EXTRACT TAKEN FORM THE FOLLOWING THIRD PARTY SOURCE: Seychelles News Agency
Amid news of rising sea levels, extreme weather patterns and species under threat of extinction, a tiny snail on a tropical island in the western Indian Ocean archipelago of Seychelles is giving scientists hope that nature may be more resilient than originally thought.
The Aldabra banded snail (Rhachistia aldabrae), with its distinctively-hued purple shell intersected with bands of bright pink, endemic to the UNESCO World Heritage Site of the Aldabra Atoll, was last seen in 1997 on the islands of Picard, Malabar, Polymnie, Esprit and Grande Terre. After extensive searches of all the islands in the atoll, the species was declared extinct by Justin Gerlach in a paper published in 2007.
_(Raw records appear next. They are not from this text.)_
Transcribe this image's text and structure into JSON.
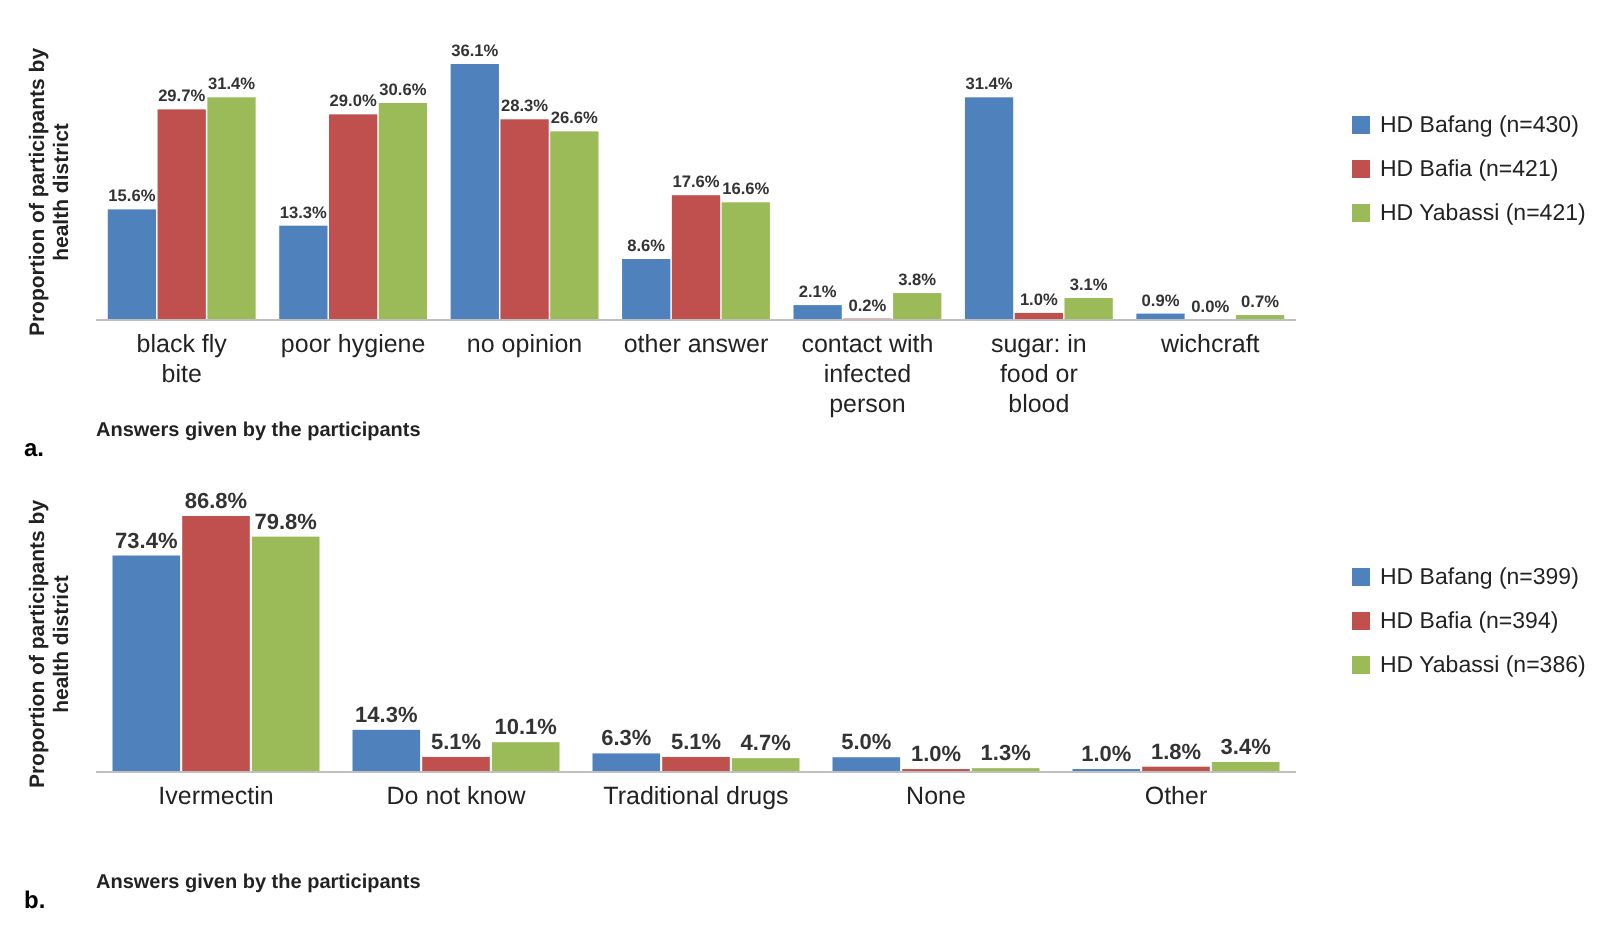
{
  "chart_data": [
    {
      "type": "bar",
      "categories": [
        "black fly bite",
        "poor hygiene",
        "no opinion",
        "other answer",
        "contact with infected person",
        "sugar: in food or blood",
        "wichcraft"
      ],
      "series": [
        {
          "name": "HD Bafang (n=430)",
          "color": "#4f81bd",
          "values": [
            15.6,
            13.3,
            36.1,
            8.6,
            2.1,
            31.4,
            0.9
          ],
          "value_labels": [
            "15.6%",
            "13.3%",
            "36.1%",
            "8.6%",
            "2.1%",
            "31.4%",
            "0.9%"
          ]
        },
        {
          "name": "HD Bafia (n=421)",
          "color": "#c0504d",
          "values": [
            29.7,
            29.0,
            28.3,
            17.6,
            0.2,
            1.0,
            0.0
          ],
          "value_labels": [
            "29.7%",
            "29.0%",
            "28.3%",
            "17.6%",
            "0.2%",
            "1.0%",
            "0.0%"
          ]
        },
        {
          "name": "HD Yabassi (n=421)",
          "color": "#9bbb59",
          "values": [
            31.4,
            30.6,
            26.6,
            16.6,
            3.8,
            3.1,
            0.7
          ],
          "value_labels": [
            "31.4%",
            "30.6%",
            "26.6%",
            "16.6%",
            "3.8%",
            "3.1%",
            "0.7%"
          ]
        }
      ],
      "ylabel": "Proportion of participants by health district",
      "xlabel": "Answers given by the participants",
      "annotations": [
        "a."
      ],
      "legend": "right"
    },
    {
      "type": "bar",
      "categories": [
        "Ivermectin",
        "Do not know",
        "Traditional drugs",
        "None",
        "Other"
      ],
      "series": [
        {
          "name": "HD Bafang (n=399)",
          "color": "#4f81bd",
          "values": [
            73.4,
            14.3,
            6.3,
            5.0,
            1.0
          ],
          "value_labels": [
            "73.4%",
            "14.3%",
            "6.3%",
            "5.0%",
            "1.0%"
          ]
        },
        {
          "name": "HD Bafia (n=394)",
          "color": "#c0504d",
          "values": [
            86.8,
            5.1,
            5.1,
            1.0,
            1.8
          ],
          "value_labels": [
            "86.8%",
            "5.1%",
            "5.1%",
            "1.0%",
            "1.8%"
          ]
        },
        {
          "name": "HD Yabassi (n=386)",
          "color": "#9bbb59",
          "values": [
            79.8,
            10.1,
            4.7,
            1.3,
            3.4
          ],
          "value_labels": [
            "79.8%",
            "10.1%",
            "4.7%",
            "1.3%",
            "3.4%"
          ]
        }
      ],
      "ylabel": "Proportion of participants by health district",
      "xlabel": "Answers given by the participants",
      "annotations": [
        "b."
      ],
      "legend": "right"
    }
  ]
}
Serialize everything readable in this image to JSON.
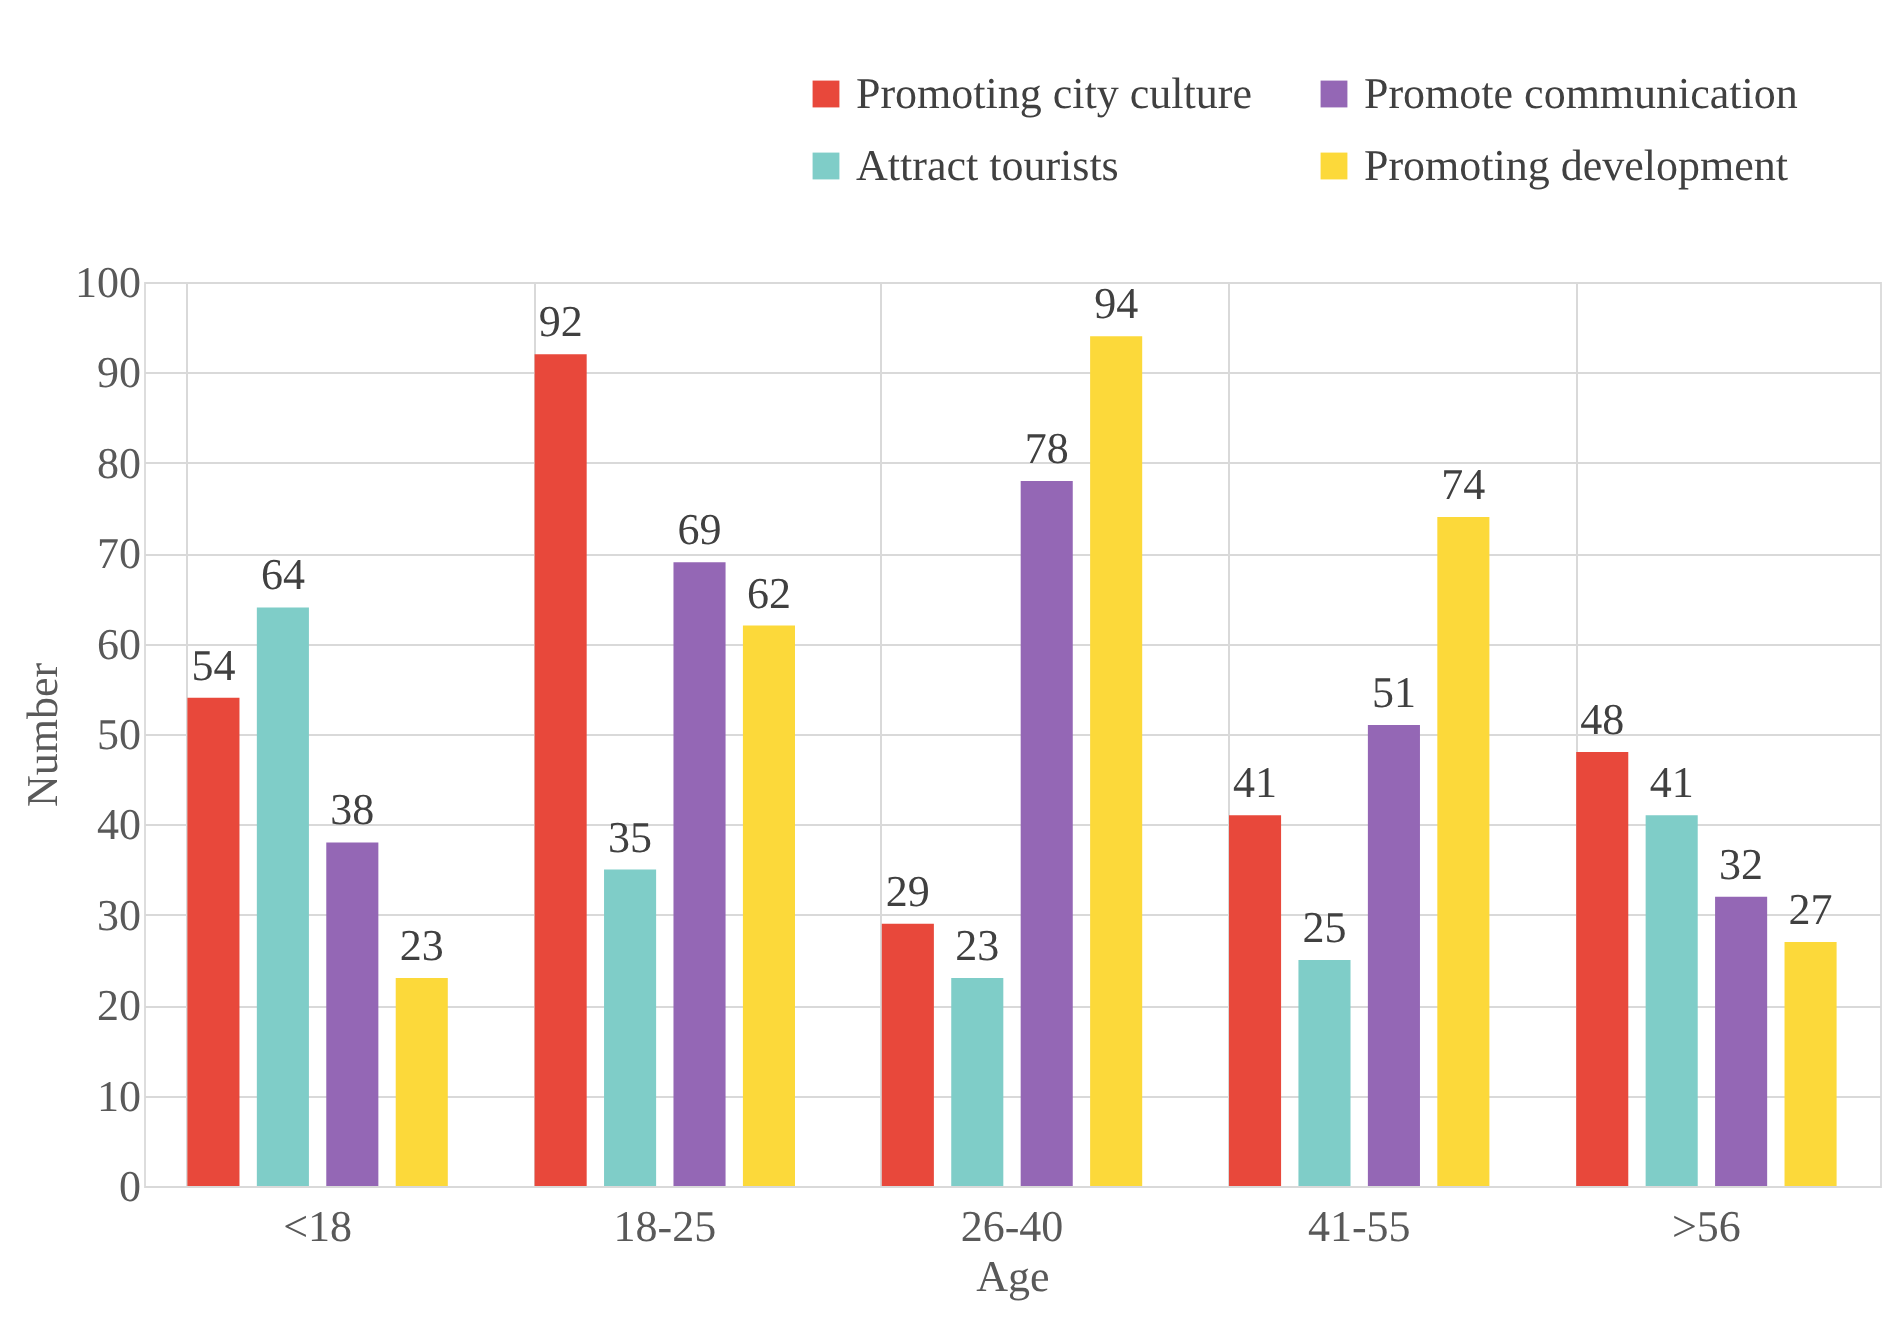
{
  "chart_data": {
    "type": "bar",
    "xlabel": "Age",
    "ylabel": "Number",
    "categories": [
      "<18",
      "18-25",
      "26-40",
      "41-55",
      ">56"
    ],
    "series": [
      {
        "name": "Promoting city culture",
        "color": "#e8483b",
        "values": [
          54,
          92,
          29,
          41,
          48
        ]
      },
      {
        "name": "Attract tourists",
        "color": "#7fcdc8",
        "values": [
          64,
          35,
          23,
          25,
          41
        ]
      },
      {
        "name": "Promote communication",
        "color": "#9467b5",
        "values": [
          38,
          69,
          78,
          51,
          32
        ]
      },
      {
        "name": "Promoting development",
        "color": "#fcd93a",
        "values": [
          23,
          62,
          94,
          74,
          27
        ]
      }
    ],
    "ylim": [
      0,
      100
    ],
    "yticks": [
      0,
      10,
      20,
      30,
      40,
      50,
      60,
      70,
      80,
      90,
      100
    ],
    "grid": true,
    "legend": "top right",
    "data_labels": true
  }
}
The Aldabra Atoll is one of the largest and most pristine raised coral atolls in the world. Designated a World Heritage Site by UNESCO in 1982, Aldabra is managed and protected by the Seychelles Islands Foundation (SIF), a Public Trust established in 1979.
Aldabra is an undisturbed refuge for a variety of endangered species, including the world’s largest population of Aldabra giant tortoises and plays host to one of the largest congregations of nesting green sea turtles in the Indian Ocean.
It was thought that decreasing rainfalls in the atoll was the cause of the Aldabra banded snail’s demise, leading to widespread claims that the species was one of the first known casualties of climate change.
Happily, however, it seems that the rare invertebrate has lived to fight another day after a junior staff member of SIF discovered a snail he did not recognise on 23 August 2014, according to a press statement from SIF. Junior Skipper Shane Brice was exploring dense mixed scrub in a rarely-visited area of Malabar, the second-largest island in the atoll.
“I was bush-bashing through the scrub when I spotted a mysterious snail that I’d never seen before on the island, I was very excited!” he said.
After hearing that the snail was found on an endemic tree, Senior Ranger and Assistant Training Officer Catherina Onezia felt a faint glimmering of hope that it might be the extinct snail. “When Shane showed me the snail I thought deep down, surely it can’t be the endemic snail! I only dared to believe it once I checked it out back at the office”.
After conducting further searches of the area, several other snails were found, including juvenile snails, which was viewed by the conservation experts as a very encouraging sign as the last juvenile snails were seen by scientists in 1976. The discovery was confirmed by Dr Vincent Florens, a mollusc expert from the University of Mauritius and famed Seychellois naturalist Pat Matyot.
The SIF believes that the discovery provides an: “incredible second chance to protect and study this historical species in the wild and ensure that it is not lost again”. Even though climate change may not have caused the snail’s actual demise as a species, changing weather patterns still put the rare snail at risk for its continued survival.
SIF’s Chief Executive officer, Dr Frauke Fleischer-Dogley said the re-discovery proved that investment and effort placed into protecting endemic island biodiversity were not in vain.
“This snail provides hope for other island species, of which we have already lost too many,” said Fleischer-Dogley. “I hope that those of the international community, who are meeting at the third international conference on small island developing states, take note that their investment is needed to generate such success. Nature has a resilience that may surprise us”.